Après son service militaire, il revient sur l’exploitation familiale. C’est à ce moment-là qu’il s’engage au CDJA du Tarn. A l’occasion d’un stage de formation en région parisienne, il rencontre Michel Debatisse et sa garde rapprochée. Il ne les quittera plus. Entre temps il s’est installé sur deux petites exploitations proches de la ferme parentale grâce à la Safer qui vient d’être créée. Peu de temps après, il s’associera avec un voisin sur une structure un peu plus grande. Avec leurs épouses ils formeront un Gaec à quatre.

Un engagement syndical

Chargé de structurer le syndicalisme jeune dans le Sud-Ouest, il fait la connaissance d’un autre Tarnais, Raoul Serieys, qui disparaîtra prématurément dans un accident de voiture en Algérie en 1981. « Un personnage hors du commun, un grand leader », se souvient-il. C’est avec lui qu’il conquiert à la hussarde la présidence de la FDSEA du Tarn. Il a 29 ans.

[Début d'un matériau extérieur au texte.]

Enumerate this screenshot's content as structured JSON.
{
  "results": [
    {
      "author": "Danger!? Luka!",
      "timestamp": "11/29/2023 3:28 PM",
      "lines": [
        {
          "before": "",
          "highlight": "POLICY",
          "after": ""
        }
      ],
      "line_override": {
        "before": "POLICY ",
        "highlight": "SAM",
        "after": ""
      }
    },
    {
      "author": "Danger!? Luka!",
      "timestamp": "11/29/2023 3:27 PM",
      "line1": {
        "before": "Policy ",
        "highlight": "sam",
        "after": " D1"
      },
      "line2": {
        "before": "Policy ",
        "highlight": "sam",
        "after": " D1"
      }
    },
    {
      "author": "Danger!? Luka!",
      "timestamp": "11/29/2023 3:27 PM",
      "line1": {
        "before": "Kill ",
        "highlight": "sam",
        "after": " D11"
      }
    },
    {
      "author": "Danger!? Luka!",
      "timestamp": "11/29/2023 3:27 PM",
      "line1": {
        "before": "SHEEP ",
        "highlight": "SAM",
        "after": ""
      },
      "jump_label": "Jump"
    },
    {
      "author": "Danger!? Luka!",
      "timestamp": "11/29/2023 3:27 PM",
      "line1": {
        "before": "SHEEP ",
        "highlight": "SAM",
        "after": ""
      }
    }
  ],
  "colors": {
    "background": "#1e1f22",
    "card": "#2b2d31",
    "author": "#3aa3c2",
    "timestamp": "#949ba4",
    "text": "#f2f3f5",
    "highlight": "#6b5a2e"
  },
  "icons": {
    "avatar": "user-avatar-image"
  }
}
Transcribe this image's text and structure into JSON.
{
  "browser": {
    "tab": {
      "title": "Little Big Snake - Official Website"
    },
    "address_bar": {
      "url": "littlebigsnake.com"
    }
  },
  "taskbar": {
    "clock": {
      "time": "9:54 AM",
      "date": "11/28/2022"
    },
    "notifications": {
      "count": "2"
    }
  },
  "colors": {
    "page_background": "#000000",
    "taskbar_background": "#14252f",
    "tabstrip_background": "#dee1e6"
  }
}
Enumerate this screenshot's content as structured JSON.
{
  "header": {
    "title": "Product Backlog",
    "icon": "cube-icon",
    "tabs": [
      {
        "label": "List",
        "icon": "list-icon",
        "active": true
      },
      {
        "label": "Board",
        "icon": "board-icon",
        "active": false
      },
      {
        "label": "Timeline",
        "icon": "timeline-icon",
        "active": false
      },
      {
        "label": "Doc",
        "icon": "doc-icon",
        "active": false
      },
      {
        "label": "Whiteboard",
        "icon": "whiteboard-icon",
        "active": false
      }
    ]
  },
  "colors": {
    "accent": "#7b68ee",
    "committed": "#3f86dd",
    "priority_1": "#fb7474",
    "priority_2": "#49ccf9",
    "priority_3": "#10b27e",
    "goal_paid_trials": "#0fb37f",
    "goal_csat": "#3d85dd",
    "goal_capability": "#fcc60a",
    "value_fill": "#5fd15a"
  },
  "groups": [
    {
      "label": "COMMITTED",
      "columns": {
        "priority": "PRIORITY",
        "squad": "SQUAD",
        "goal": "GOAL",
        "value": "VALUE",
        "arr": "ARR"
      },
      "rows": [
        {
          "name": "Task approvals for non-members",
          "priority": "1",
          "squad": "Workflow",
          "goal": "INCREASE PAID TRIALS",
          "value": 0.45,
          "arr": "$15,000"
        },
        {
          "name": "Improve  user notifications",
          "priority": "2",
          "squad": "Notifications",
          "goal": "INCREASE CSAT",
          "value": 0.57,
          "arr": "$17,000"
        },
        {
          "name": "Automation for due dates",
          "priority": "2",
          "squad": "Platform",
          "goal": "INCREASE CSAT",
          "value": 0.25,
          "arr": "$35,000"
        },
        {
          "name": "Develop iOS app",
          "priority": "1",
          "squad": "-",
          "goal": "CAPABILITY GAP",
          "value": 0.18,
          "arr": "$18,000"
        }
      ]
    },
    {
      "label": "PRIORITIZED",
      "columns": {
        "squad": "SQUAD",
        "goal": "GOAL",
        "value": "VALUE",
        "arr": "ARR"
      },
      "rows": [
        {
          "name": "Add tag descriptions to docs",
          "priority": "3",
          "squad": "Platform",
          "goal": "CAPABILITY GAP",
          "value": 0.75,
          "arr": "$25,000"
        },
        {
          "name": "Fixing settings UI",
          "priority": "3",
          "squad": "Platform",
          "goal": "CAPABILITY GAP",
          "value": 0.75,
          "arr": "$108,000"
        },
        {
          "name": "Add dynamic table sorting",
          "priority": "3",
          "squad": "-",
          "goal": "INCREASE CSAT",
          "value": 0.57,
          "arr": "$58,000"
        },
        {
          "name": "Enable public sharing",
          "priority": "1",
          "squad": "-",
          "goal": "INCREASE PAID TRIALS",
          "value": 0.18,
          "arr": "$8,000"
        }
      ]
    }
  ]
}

Très vite, il accède au bureau de la FNSEA comme représentant du Sud-Ouest où il sera chargé de l’action syndicale et des relations parlementaires. L’occasion de nourrir quelques réflexions sur la stratégie syndicale, les difficultés à arrêter une manifestation avant qu’elle ne dégénère, le respect du suffrage universel dans les relations avec les pouvoirs publics, la violence qui n’amène à rien…

Un évènement d’importance va déterminer son avenir professionnel, mais il ne le sait pas encore : l’embargo américain sur le soja en 1973. Lui qui avait déjà dénoncé cette excessive dépendance de la France et de l’Europe vis-à-vis du continent américain est chargé de piloter le plan protéines initié par les pouvoirs publics. Ainsi, il sera à l’origine de la structuration de la filière oléoprotéagineuse, la création de la Fédération des oléoprotéagineux (Fop) et celles des interprofessions protéagineuse (Unip) et oléagineuse (Onidol).

Des rencontres et des voyages

Suivra la naissance de Sofiprotéol, l’organisme financier de la filière sur le modèle d’Unigrains. Ainsi commence l’aventure du diester, l’incorporation d’huiles végétales dans les carburants pour trouver de nouveaux débouchés aux huiles alimentaires devenues excédentaires, Avec l’achat de Lesieur, toute la filière oléagineuse, de la graine à l’huile en passant par les outils de transformation, est aujourd’hui contrôlée par les producteurs.

Parallèlement à son engagement dans les oléoprotéagineux, Jean-Claude Sabin sera l’une des chevilles ouvrières de la structuration des coopératives dans le Sud de la France, d’abord le regroupement des coopératives du Tarn dans la Coopérative occitane, puis sa fusion avec la Coopérative agricole lauragaise dans l’Aude pour donner naissance à Arterris. Même démarche au niveau national avec la création d’InVivo. Sans parler de son engagement dans les Chambres d’agriculture dans le Tarn, en Midi-Pyrénées et au niveau national où il aura la responsabilité des relations internationales.

Au-delà des réalisations de l’auteur qui ont marqué cette période, l’ouvrage fourmille d’anecdotes souvent drôles issues de ses nombreuses rencontres et voyages à travers le monde qui rendent la lecture attractive et qui lui donnent du relief. Les anciens y trouveront une part de leur histoire et les plus jeunes, un éclairage sur un passé récent. Surtout, ils pourront retenir les propos de Saint-Exupéry que Jean-Claude Sabin, en homme de challenge, a fait siens : « ils ne savaient pas que c’était impossible, alors ils l’ont fait ».